Matos afirma ainda que não há espólio ou tecnologia a ser dividido, pois “o diferencial do Delivery Center não era tecnológico, mas comercial e logístico”, sendo os minicentros de distribuição, os acordos com cada shopping e a integração com os lojistas os principais deles.

Fim de linha

O fim da operação do Delivery Center foi noticiado na última segunda-feira, 22, com a saída dos gestores dos principais shoppings do projeto. Os investidores brMalls e Multiplan, além do operador de logística, foram procurados por Mobile Time.

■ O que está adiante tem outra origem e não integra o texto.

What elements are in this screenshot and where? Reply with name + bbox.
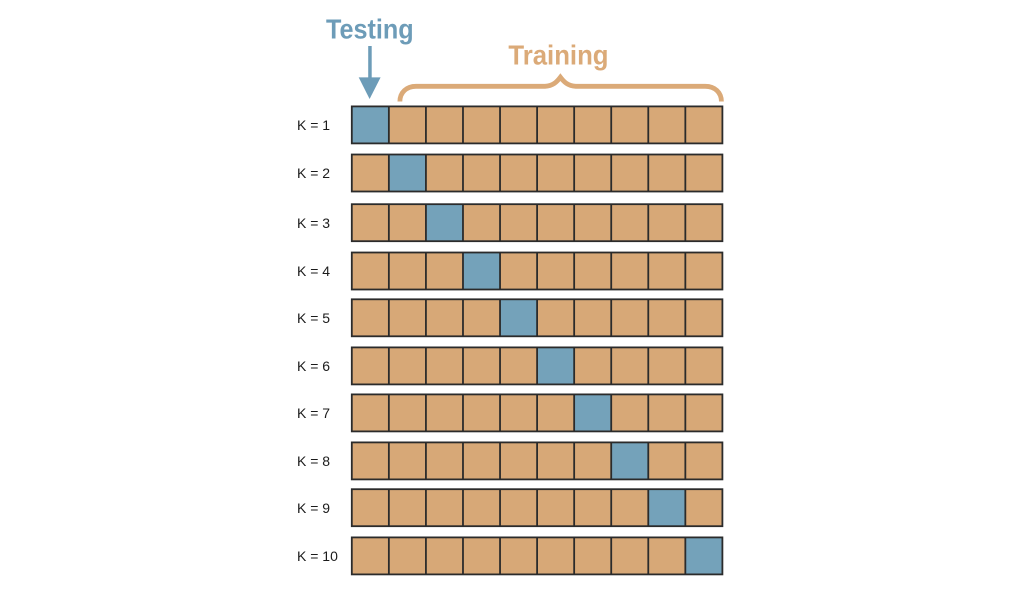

Até o final desta reportagem, apenas a BR Malls respondeu.

A companhia informou que “a estratégia de transformação digital de seu negócio é baseada na omnicanalidade, relacionamento com os consumidores e monetização através de mídia digital”. E ressaltou que as “operações nos canais digitais brMalls, que são e-Shopping (marketplaces locais) e Compre pelo WhatsApp, continuarão a operar mesmo com a decisão de descontinuar as atividades do Delivery Center”.

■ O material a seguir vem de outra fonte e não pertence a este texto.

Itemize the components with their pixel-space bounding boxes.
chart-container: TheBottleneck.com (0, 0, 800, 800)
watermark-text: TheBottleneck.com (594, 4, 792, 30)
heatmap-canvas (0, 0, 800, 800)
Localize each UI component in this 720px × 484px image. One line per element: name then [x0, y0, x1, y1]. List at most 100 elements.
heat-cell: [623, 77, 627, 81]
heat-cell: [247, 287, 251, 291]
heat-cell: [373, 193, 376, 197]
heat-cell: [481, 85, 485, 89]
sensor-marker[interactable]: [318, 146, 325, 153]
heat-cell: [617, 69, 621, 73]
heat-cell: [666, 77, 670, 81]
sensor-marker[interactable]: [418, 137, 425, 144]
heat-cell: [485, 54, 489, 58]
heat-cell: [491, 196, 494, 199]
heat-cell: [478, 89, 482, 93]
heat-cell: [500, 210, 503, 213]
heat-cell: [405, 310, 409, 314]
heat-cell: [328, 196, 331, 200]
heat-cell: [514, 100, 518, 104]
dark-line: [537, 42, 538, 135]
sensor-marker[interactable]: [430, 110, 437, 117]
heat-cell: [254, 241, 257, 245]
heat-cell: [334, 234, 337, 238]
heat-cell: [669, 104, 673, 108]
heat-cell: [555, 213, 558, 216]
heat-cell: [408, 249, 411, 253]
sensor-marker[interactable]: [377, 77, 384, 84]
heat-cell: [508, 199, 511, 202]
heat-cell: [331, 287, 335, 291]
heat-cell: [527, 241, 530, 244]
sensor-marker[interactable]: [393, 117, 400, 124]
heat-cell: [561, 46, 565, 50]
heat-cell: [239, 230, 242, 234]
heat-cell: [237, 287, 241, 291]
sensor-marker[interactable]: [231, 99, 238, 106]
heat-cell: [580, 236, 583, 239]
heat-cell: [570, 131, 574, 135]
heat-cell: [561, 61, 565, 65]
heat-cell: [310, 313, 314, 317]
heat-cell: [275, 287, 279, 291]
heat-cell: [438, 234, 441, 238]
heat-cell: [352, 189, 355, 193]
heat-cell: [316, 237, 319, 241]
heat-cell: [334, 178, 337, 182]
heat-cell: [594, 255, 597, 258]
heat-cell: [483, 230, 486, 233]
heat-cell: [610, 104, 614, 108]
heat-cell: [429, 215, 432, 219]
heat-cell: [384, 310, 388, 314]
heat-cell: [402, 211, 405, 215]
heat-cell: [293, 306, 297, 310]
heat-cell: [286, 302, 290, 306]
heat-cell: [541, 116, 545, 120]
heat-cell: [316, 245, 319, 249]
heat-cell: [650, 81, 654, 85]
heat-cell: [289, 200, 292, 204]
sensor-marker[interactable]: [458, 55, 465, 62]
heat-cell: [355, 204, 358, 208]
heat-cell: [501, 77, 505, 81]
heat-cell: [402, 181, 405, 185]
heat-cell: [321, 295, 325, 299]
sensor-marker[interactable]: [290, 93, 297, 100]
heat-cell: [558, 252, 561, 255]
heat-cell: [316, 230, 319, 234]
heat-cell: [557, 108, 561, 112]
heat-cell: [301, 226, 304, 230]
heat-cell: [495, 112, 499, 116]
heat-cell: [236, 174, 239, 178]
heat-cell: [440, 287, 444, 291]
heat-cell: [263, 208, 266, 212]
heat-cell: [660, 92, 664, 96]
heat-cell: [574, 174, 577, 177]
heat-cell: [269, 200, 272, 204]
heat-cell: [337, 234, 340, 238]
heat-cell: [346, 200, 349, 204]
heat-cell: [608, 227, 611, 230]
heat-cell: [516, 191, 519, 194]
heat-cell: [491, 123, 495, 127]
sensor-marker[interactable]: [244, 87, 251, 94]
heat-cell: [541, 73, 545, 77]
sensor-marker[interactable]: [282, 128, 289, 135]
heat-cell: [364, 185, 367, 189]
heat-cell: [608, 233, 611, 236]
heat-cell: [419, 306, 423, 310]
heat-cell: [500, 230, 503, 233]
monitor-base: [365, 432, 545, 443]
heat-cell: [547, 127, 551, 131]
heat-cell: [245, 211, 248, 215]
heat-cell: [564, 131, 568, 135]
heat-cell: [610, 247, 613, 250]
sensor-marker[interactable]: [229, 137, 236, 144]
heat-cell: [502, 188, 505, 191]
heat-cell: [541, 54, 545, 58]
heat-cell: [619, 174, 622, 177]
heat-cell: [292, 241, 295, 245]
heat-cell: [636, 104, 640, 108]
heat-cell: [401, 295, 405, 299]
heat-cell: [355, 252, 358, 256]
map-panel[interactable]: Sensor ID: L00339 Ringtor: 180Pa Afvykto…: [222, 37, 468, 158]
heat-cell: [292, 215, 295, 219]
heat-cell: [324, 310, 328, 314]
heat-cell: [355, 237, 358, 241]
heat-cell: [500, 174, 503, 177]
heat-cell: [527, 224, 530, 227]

Em nota enviada à CVM na última segunda-feira, 22, a Multiplan deu parecer similar à parceira no investimento, ao dizer que a decisão de descontinuar o Delivery Center “não compromete a estratégia de inovação digital da Multiplan” que se baseia em ciência de dados aplicada à jornada do consumidor, oferecendo benefícios para seus lojistas e clientes ao integrar os mundos físico e digital através do seu aplicativo Multi.

Na última parceria firmada em julho deste ano com a Gazit, o Delivery Center estava com presença em 14 estados com 60 hubs e em 32 cidades no Brasil. A estimativa da empresa era chegar ao total de 50 cidades até o final de 2021.